Although I wasn't sure if he could understand, I tried to bring him up to date on all that has been going on with me in California over the years we hadn't been in touch. He sounded happy to hear from me even though I could not make out everything he was saying. I was able to tell him that I loved him and to let him know that I would be out there soon to visit him. I never made it out there to see him and never spoke to him again. And, in an interesting way, I'm OK with that.

I'd like to remember Warren . . . to remember my Dad as the strong, peaceful, and simple man that he was.

7 comments:

Amy Dungan said...

I'm so sorry for your loss.

Muata said...

Thanks Amy.

Muata said...

Here's a comment from my brother:

I'm Mr.LBF's older brother and I can tell you everything he said about Warren was true. He was a very simple country boy from a small town in Virginia...I mean so simple he did not eat anything that wasn't chicken, steak, peas,green beans or corn. He would buy pizza for us, but looked at it with as much disdain as we did brussels sprouts.

I thank Warren for my work ethic because I saw how he worked two jobs and never complained. As long as there was plenty of coffee and cigarettes and the Dallas Cowboys on Sunday...life was good.

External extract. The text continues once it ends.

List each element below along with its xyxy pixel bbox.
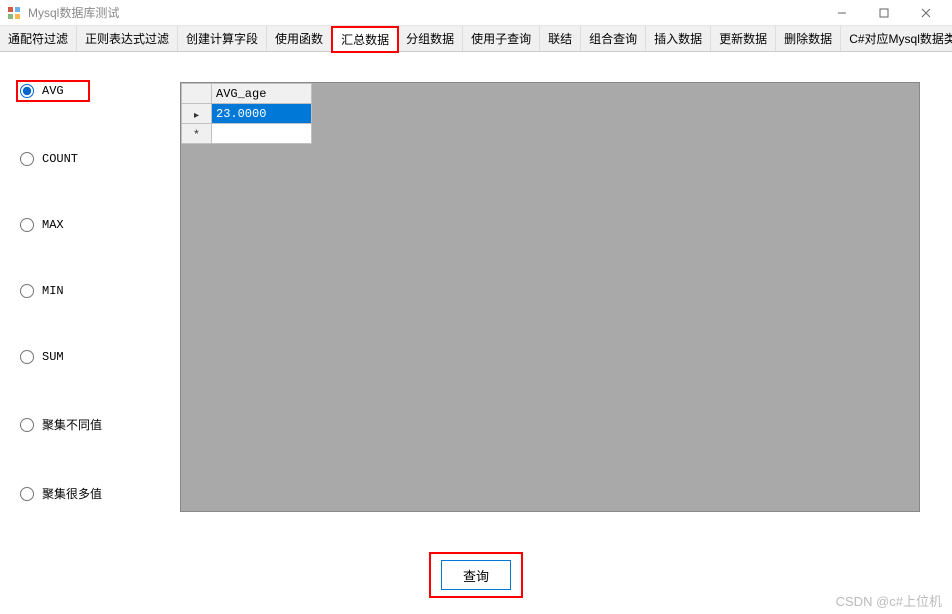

Although our Mom and Warren separated many years ago, I still respect him for how he treated our Mom, which truly is the reason I treat my wife of 22 years so well.

Good Bye Old Man and God Rest Your Soul!!

Roy and Hazel said...

What terrible news. Draw strength from your memories as you reflect back. I'm really sorry. Best wishes Roy

Muata said...

Thanks Roy and Hazel ....

Lowcarb_dave said...

HI m8!

I've just caught up with your blog.

I'm sorry to hear about your father.

I believe he will still keep in touch beyond the veil.

Dave

Muata said...

Thanks LC Dave; I guess you felt my vibes because I was thinking about you the other day. I hope all is well.